Client-facing and flexible – Accenture shows the way
“Clients wouldn’t accept it,” is one of the main fears employers have about part time or flexible staff. Fiona Gibson, a managing director at consultancy Accenture, has thrived in a top client-facing role while working part-time for the past 16 years. She explains how to approach client relationships and demonstrate that flexible working can benefit everyone – including the client.
I’ve worked part-time for 16 years since I had my daughter, sometimes three days a week, sometimes four, depending on the stage. But I’ve always been in client-facing roles and was the first person at Accenture to make partner while working part time. It was very unusual 16 years ago for a senior person to be part time. But things have changed hugely since then and if you look at how services are delivered today there are many fewer preconceived ideas about how to do it.
Build expectations together
Clients want to know how you will deliver. We are always very open. The scoping stage of a project is person independent, but when you get down to who’s on the team, we will say if someone is part time. Often it’s the more senior people because the reason they are part time is family related.
We focus on the outputs and work out an approach with the client that suits everyone. Part of that includes putting in place checkpoints and governance so there are channels to work through to give feedback or to say if something isn’t working.
If you build the expectations together that creates a good foundation of trust.
Promote the benefits
Clients want the best people on their job – and accepting flexible or part time working gives them better access to people. We worked on a two-year project in South Wales. That’s a difficult location to get people to over two years and a long time for them to be away from home. I sat down with the client and said, ‘to get the best people we are going to need to be flexible’. We agreed that there would be people on site all the time, but that some would work Monday to Thursday and others Tuesday to Friday or in between. We also said that when it came to ‘go live’ we’d be there all the time – but that was a short period only.

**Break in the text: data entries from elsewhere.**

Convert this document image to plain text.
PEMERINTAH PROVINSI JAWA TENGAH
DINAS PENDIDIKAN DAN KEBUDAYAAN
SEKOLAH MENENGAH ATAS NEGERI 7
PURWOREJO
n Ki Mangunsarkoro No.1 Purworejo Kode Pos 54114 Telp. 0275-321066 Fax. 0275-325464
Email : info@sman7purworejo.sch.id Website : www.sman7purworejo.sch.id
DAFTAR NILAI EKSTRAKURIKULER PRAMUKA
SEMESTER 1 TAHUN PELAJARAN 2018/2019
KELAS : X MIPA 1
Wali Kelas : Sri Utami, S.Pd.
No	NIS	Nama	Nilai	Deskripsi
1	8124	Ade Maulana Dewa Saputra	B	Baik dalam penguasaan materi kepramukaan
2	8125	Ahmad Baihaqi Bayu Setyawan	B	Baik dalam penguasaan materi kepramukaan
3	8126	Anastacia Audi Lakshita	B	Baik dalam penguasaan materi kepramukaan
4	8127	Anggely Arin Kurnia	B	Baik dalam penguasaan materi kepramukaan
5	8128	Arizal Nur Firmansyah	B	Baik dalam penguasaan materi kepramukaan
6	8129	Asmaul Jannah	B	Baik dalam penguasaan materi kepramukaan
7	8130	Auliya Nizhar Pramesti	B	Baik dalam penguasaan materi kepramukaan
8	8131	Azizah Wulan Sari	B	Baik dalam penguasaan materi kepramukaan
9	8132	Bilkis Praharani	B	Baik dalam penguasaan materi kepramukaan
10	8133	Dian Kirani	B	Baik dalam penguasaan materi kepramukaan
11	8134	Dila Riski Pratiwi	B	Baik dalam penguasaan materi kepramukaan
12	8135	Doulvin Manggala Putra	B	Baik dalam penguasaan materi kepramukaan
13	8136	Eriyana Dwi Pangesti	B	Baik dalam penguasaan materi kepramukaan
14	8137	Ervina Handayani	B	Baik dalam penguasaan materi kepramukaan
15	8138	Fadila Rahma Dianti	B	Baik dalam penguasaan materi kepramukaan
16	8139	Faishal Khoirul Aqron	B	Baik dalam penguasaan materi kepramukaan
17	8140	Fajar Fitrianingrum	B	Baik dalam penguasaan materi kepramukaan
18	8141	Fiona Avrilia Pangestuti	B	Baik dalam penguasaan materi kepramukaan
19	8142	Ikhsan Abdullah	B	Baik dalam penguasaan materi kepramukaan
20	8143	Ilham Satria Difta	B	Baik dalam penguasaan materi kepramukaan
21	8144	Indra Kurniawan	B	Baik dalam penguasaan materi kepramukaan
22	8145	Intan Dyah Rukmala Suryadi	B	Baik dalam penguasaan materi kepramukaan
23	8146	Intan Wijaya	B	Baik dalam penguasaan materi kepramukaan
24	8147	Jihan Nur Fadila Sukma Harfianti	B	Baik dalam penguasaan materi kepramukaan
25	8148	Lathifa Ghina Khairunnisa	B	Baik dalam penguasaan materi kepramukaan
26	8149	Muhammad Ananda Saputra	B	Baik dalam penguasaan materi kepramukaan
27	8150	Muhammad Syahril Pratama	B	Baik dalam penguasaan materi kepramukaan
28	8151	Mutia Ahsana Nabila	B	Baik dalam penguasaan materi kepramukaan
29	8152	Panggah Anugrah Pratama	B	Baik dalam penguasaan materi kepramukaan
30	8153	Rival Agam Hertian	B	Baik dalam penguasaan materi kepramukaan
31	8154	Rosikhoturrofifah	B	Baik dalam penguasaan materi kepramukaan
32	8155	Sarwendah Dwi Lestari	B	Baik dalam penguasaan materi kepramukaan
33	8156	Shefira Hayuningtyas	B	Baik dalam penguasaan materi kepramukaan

Technology has made it so much easier to work flexibly. We find particularly in global companies and sectors such as financial services and life sciences, clients are very used to technology and have no problems with teleconferencing and other remote-working tools.
When you have a smaller company, which is used to having everyone in the office all the time, it’s an education process. Often we are implementing technology for them so you can feed flexible, technology-led working back into the process.
I’ve even taken part in a client pitch remotely. I wasn’t able to be physically present so beamed in on FaceTime to do my bit – and we won the work.
Particularly in a senior role, you can’t expect to be completely cut off. I was the project manager on the South Wales project and worked there Tuesday to Thursday. The CFO was my client contact and I told him that I was happy to take a call on Fridays – but I might be in Tesco’s or collecting my daughter and wouldn’t be able to follow up immediately with an email, say, and he was fine with that. Sometimes on a Friday, he would call me from the car. He had a bad back and when he travelled, his wife drove him. I’d hear her saying to him in the background, “It’s Friday, you shouldn’t be calling Fiona”. But I didn’t mind. We made it work really well, because of the relationship we had.
Any job can be shaped to work flexibly
I personally think that any job can be shaped to work flexibly or part time. Often we are sitting inside a box in our own heads if we think it can’t be done. It’s my experience that clients care about how you are going to deliver, not about what hours people are working.
I have a large female population on maternity leave at the moment. I don’t want them to come back and say, ‘can I have an internal role?’ I want to sit down with them and find ways to keep them out there with clients.